アイドルがライブ中に一瞬姿を消して行われる早着替えばりのスピードで下着、Tシャツとスウェットを着て部屋の扉を開ける。
条件反射と言うようにこちらを振り向いた土田さんは、今度はほっとしたような表情で私を見た。それから、頭の先からつま先までを舐めるように見て重たい口を開いた。
「……ほんと、期待を裏切らないわね?」
色気も何も無い無地のTシャツにダボつくスウェット。私の女子力の欠けらも無い服装を見て土田さんは飲んでいたお茶を吹き出しかけていた。

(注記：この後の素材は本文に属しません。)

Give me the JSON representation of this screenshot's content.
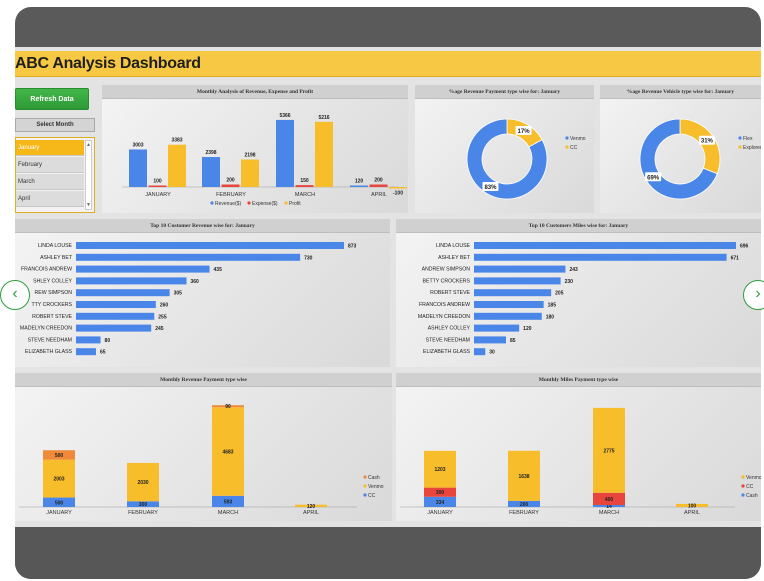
{
  "dashboard": {
    "title": "ABC Analysis Dashboard",
    "refresh_label": "Refresh Data",
    "select_month_label": "Select Month",
    "slicer_items": [
      "January",
      "February",
      "March",
      "April"
    ],
    "selected_month": "January"
  },
  "nav": {
    "prev_icon": "chevron-left-icon",
    "next_icon": "chevron-right-icon",
    "prev_glyph": "‹",
    "next_glyph": "›"
  },
  "colors": {
    "title_bar": "#f7c843",
    "blue": "#4a86e8",
    "yellow": "#f8bd2b",
    "red": "#e8453c",
    "orange": "#f08a3a",
    "green": "#3aa845"
  },
  "charts": {
    "monthly": {
      "title": "Monthly Analysis of Revenue, Expense and Profit",
      "type": "bar",
      "categories": [
        "JANUARY",
        "FEBRUARY",
        "MARCH",
        "APRIL"
      ],
      "series": [
        {
          "name": "Revenue($)",
          "values": [
            3003,
            2398,
            5366,
            120
          ],
          "labels": [
            "3003",
            "2398",
            "5366",
            "120"
          ]
        },
        {
          "name": "Expense($)",
          "values": [
            100,
            200,
            150,
            200
          ],
          "labels": [
            "100",
            "200",
            "150",
            "200"
          ]
        },
        {
          "name": "Profit",
          "values": [
            3383,
            2198,
            5216,
            -100
          ],
          "labels": [
            "3383",
            "2198",
            "5216",
            "-100"
          ]
        }
      ],
      "ylim": [
        -200,
        5600
      ]
    },
    "payment_donut": {
      "title": "%age Revenue Payment type wise for: January",
      "type": "pie",
      "slices": [
        {
          "name": "CC",
          "value": 17,
          "label": "17%"
        },
        {
          "name": "Venmo",
          "value": 83,
          "label": "83%"
        }
      ],
      "legend": [
        "Venmo",
        "CC"
      ]
    },
    "vehicle_donut": {
      "title": "%age Revenue Vehicle type wise for: January",
      "type": "pie",
      "slices": [
        {
          "name": "Explorer",
          "value": 31,
          "label": "31%"
        },
        {
          "name": "Flex",
          "value": 69,
          "label": "69%"
        }
      ],
      "legend": [
        "Flex",
        "Explorer"
      ]
    },
    "top_revenue": {
      "title": "Top 10 Customer Revenue wise for: January",
      "type": "bar",
      "categories": [
        "LINDA LOUSE",
        "ASHLEY BET",
        "FRANCOIS ANDREW",
        "ASHLEY COLLEY",
        "ANDREW SIMPSON",
        "BETTY CROCKERS",
        "ROBERT STEVE",
        "MADELYN CREEDON",
        "STEVE NEEDHAM",
        "ELIZABETH GLASS"
      ],
      "display_names": [
        "LINDA LOUSE",
        "ASHLEY BET",
        "FRANCOIS ANDREW",
        "SHLEY COLLEY",
        "REW SIMPSON",
        "TTY CROCKERS",
        "ROBERT STEVE",
        "MADELYN CREEDON",
        "STEVE NEEDHAM",
        "ELIZABETH GLASS"
      ],
      "values": [
        873,
        730,
        435,
        360,
        305,
        260,
        255,
        245,
        80,
        65
      ],
      "labels": [
        "873",
        "730",
        "435",
        "360",
        "305",
        "260",
        "255",
        "245",
        "80",
        "65"
      ]
    },
    "top_miles": {
      "title": "Top 10 Customers Miles wise for: January",
      "type": "bar",
      "categories": [
        "LINDA LOUSE",
        "ASHLEY BET",
        "ANDREW SIMPSON",
        "BETTY CROCKERS",
        "ROBERT STEVE",
        "FRANCOIS ANDREW",
        "MADELYN CREEDON",
        "ASHLEY COLLEY",
        "STEVE NEEDHAM",
        "ELIZABETH GLASS"
      ],
      "values": [
        696,
        671,
        243,
        230,
        205,
        185,
        180,
        120,
        85,
        30
      ],
      "labels": [
        "696",
        "671",
        "243",
        "230",
        "205",
        "185",
        "180",
        "120",
        "85",
        "30"
      ]
    },
    "rev_payment": {
      "title": "Monthly Revenue Payment type wise",
      "type": "bar",
      "categories": [
        "JANUARY",
        "FEBRUARY",
        "MARCH",
        "APRIL"
      ],
      "series": [
        {
          "name": "CC",
          "values": [
            500,
            300,
            593,
            0
          ],
          "labels": [
            "500",
            "300",
            "593",
            ""
          ]
        },
        {
          "name": "Venmo",
          "values": [
            2003,
            2030,
            4683,
            120
          ],
          "labels": [
            "2003",
            "2030",
            "4683",
            "120"
          ]
        },
        {
          "name": "Cash",
          "values": [
            500,
            0,
            90,
            0
          ],
          "labels": [
            "500",
            "",
            "90",
            ""
          ]
        }
      ],
      "legend": [
        "Cash",
        "Venmo",
        "CC"
      ],
      "ylim": [
        0,
        5500
      ]
    },
    "miles_payment": {
      "title": "Monthly Miles Payment type wise",
      "type": "bar",
      "categories": [
        "JANUARY",
        "FEBRUARY",
        "MARCH",
        "APRIL"
      ],
      "series": [
        {
          "name": "Cash",
          "values": [
            334,
            200,
            14,
            0
          ],
          "labels": [
            "334",
            "200",
            "14",
            ""
          ]
        },
        {
          "name": "CC",
          "values": [
            300,
            0,
            400,
            0
          ],
          "labels": [
            "300",
            "",
            "400",
            ""
          ]
        },
        {
          "name": "Venmo",
          "values": [
            1203,
            1638,
            2775,
            100
          ],
          "labels": [
            "1203",
            "1638",
            "2775",
            "100"
          ]
        }
      ],
      "legend": [
        "Venmo",
        "CC",
        "Cash"
      ],
      "ylim": [
        0,
        3400
      ]
    }
  }
}
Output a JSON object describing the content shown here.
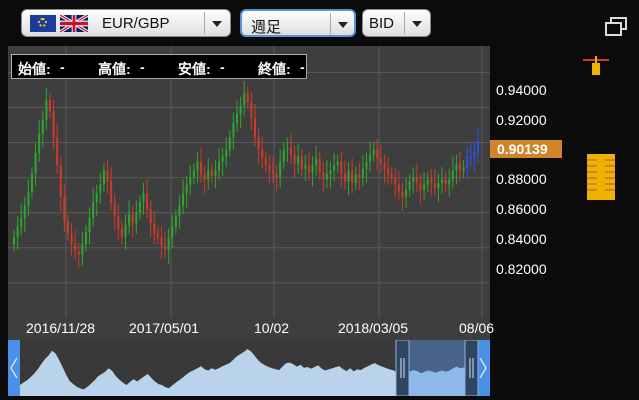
{
  "toolbar": {
    "pair": "EUR/GBP",
    "period": "週足",
    "price_type": "BID"
  },
  "ohlc": {
    "open_label": "始値:",
    "open_value": "-",
    "high_label": "高値:",
    "high_value": "-",
    "low_label": "安値:",
    "low_value": "-",
    "close_label": "終値:",
    "close_value": "-"
  },
  "price_axis": {
    "ticks": [
      "0.94000",
      "0.92000",
      "0.88000",
      "0.86000",
      "0.84000",
      "0.82000"
    ],
    "current": "0.90139"
  },
  "date_axis": {
    "ticks": [
      "2016/11/28",
      "2017/05/01",
      "10/02",
      "2018/03/05",
      "08/06"
    ]
  },
  "colors": {
    "up": "#2fa82f",
    "down": "#d23a2a",
    "latest": "#2b55e8",
    "current_badge": "#d2842a",
    "navigator_fill": "#b9d4ea",
    "handle": "#4a8fe8"
  },
  "chart_data": {
    "type": "candlestick",
    "period": "weekly",
    "ylim": [
      0.8,
      0.955
    ],
    "x_ticks": [
      "2016/11/28",
      "2017/05/01",
      "10/02",
      "2018/03/05",
      "08/06"
    ],
    "y_ticks": [
      0.94,
      0.92,
      0.88,
      0.86,
      0.84,
      0.82
    ],
    "last_price": 0.90139,
    "closes": [
      0.846,
      0.852,
      0.857,
      0.864,
      0.872,
      0.882,
      0.894,
      0.905,
      0.913,
      0.924,
      0.918,
      0.903,
      0.887,
      0.869,
      0.855,
      0.848,
      0.842,
      0.838,
      0.836,
      0.842,
      0.849,
      0.857,
      0.866,
      0.871,
      0.876,
      0.884,
      0.878,
      0.866,
      0.858,
      0.851,
      0.846,
      0.853,
      0.859,
      0.854,
      0.86,
      0.866,
      0.871,
      0.862,
      0.854,
      0.848,
      0.846,
      0.841,
      0.839,
      0.846,
      0.852,
      0.858,
      0.864,
      0.871,
      0.876,
      0.88,
      0.884,
      0.889,
      0.882,
      0.879,
      0.884,
      0.881,
      0.884,
      0.889,
      0.892,
      0.896,
      0.903,
      0.911,
      0.916,
      0.921,
      0.928,
      0.923,
      0.914,
      0.903,
      0.896,
      0.891,
      0.887,
      0.884,
      0.882,
      0.88,
      0.889,
      0.896,
      0.897,
      0.893,
      0.888,
      0.892,
      0.885,
      0.887,
      0.883,
      0.887,
      0.891,
      0.883,
      0.879,
      0.882,
      0.884,
      0.887,
      0.889,
      0.882,
      0.878,
      0.884,
      0.877,
      0.882,
      0.88,
      0.885,
      0.889,
      0.893,
      0.896,
      0.891,
      0.888,
      0.885,
      0.882,
      0.88,
      0.876,
      0.872,
      0.869,
      0.873,
      0.878,
      0.88,
      0.877,
      0.873,
      0.876,
      0.879,
      0.877,
      0.874,
      0.877,
      0.879,
      0.876,
      0.879,
      0.884,
      0.888,
      0.884,
      0.886,
      0.892,
      0.891,
      0.895,
      0.901
    ]
  }
}
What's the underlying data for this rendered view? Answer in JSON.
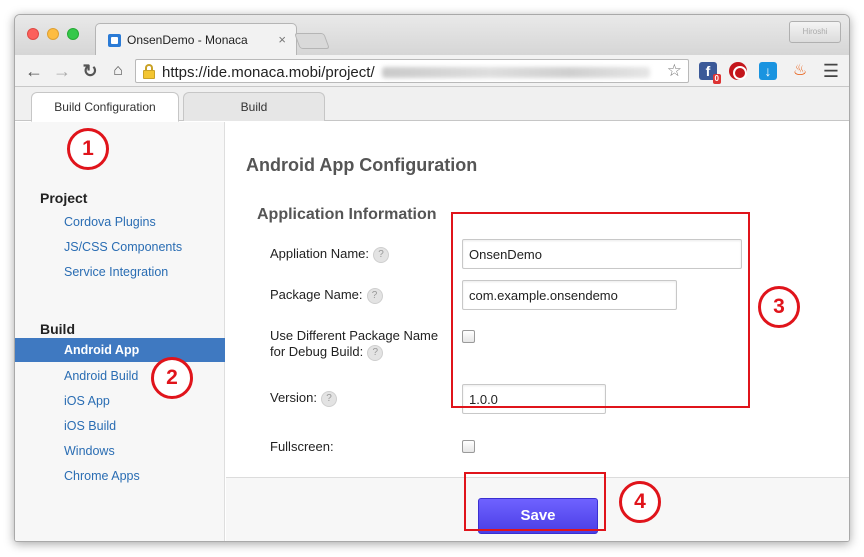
{
  "browser": {
    "tab_title": "OnsenDemo - Monaca",
    "tab_close": "×",
    "url": "https://ide.monaca.mobi/project/",
    "profile_label": "Hiroshi",
    "fb_badge": "0",
    "icons": [
      "back-arrow-icon",
      "forward-arrow-icon",
      "reload-icon",
      "home-icon",
      "lock-icon",
      "star-icon",
      "facebook-icon",
      "stop-icon",
      "download-icon",
      "fire-icon",
      "menu-icon"
    ]
  },
  "app_tabs": {
    "active": "Build Configuration",
    "inactive": "Build"
  },
  "sidebar": {
    "project_heading": "Project",
    "project_items": [
      {
        "label": "Cordova Plugins"
      },
      {
        "label": "JS/CSS Components"
      },
      {
        "label": "Service Integration"
      }
    ],
    "build_heading": "Build",
    "build_items": [
      {
        "label": "Android App"
      },
      {
        "label": "Android Build"
      },
      {
        "label": "iOS App"
      },
      {
        "label": "iOS Build"
      },
      {
        "label": "Windows"
      },
      {
        "label": "Chrome Apps"
      }
    ],
    "active_item": "Android App"
  },
  "main": {
    "page_title": "Android App Configuration",
    "section_title": "Application Information",
    "fields": {
      "app_name_label": "Appliation Name:",
      "app_name_value": "OnsenDemo",
      "package_label": "Package Name:",
      "package_value": "com.example.onsendemo",
      "debug_pkg_label_line1": "Use Different Package Name",
      "debug_pkg_label_line2": "for Debug Build:",
      "debug_pkg_checked": false,
      "version_label": "Version:",
      "version_value": "1.0.0",
      "fullscreen_label": "Fullscreen:",
      "fullscreen_checked": false
    },
    "help_glyph": "?",
    "save_label": "Save"
  },
  "annotations": {
    "one": "1",
    "two": "2",
    "three": "3",
    "four": "4",
    "color": "#e0141b"
  },
  "colors": {
    "accent": "#3f79c1",
    "link": "#2a6db3",
    "save_button": "#5a4ef5"
  }
}
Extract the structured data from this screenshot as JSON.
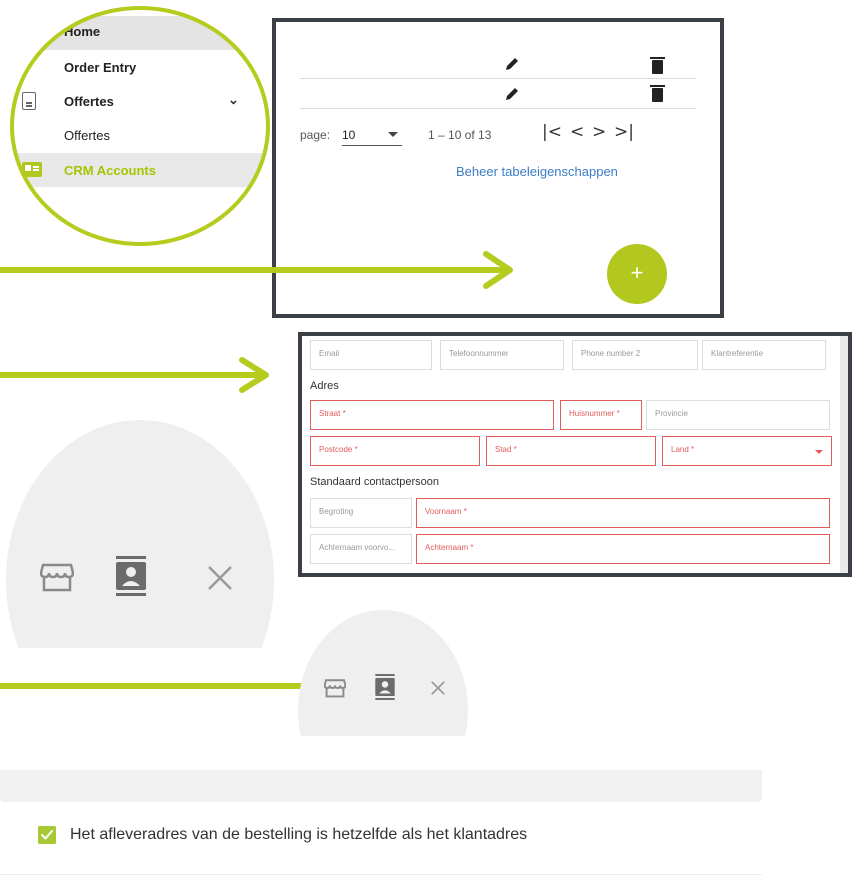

すっかり機嫌が戻った土田さんに胸を撫で下ろしながら、彼の座るソファーに腰を下ろした。
私の分のお茶も用意してくれていたようで、まだ湯気の立つマグカップがテーブルの上に置かれている。私が隣に座ったのを横目で見た土田さんはマグカップの取っ手に軽く指先を引っ掛けるようにして持ち上げてマグカップを私の前に置き直した。
ありがとうございます、と言ってマグカップを手に取ると土田さんは返事の代わりにふわりと優しく微笑んだ。釣られて私も口元を緩めて笑い返す。
「あ、今日ホラー番組やるんですね」
土田さんが視線を正面に戻して、それにならうようにして私もそちらを見た。そこにあったのは薄型のテレビ。
ちょうど前の時間帯の番組が終わり、次の時間に放送される番組のCMが流れていた。よくあるホラー番組の演出で、出演者達が悲鳴を上げている。
「……千春ちゃん、怖いの好きなの?」
私がホラー番組に興味を示すのを見て、土田さんは口をへの字にして引き気味にしている。
「苦手ですけど好きです」
「なにそれ」
好きだけと怖いものは怖い。この複雑な心境をどう表現しようかと数秒返答に詰まったあとそう答えると、土田さんは口元に手を当てて吹き出した。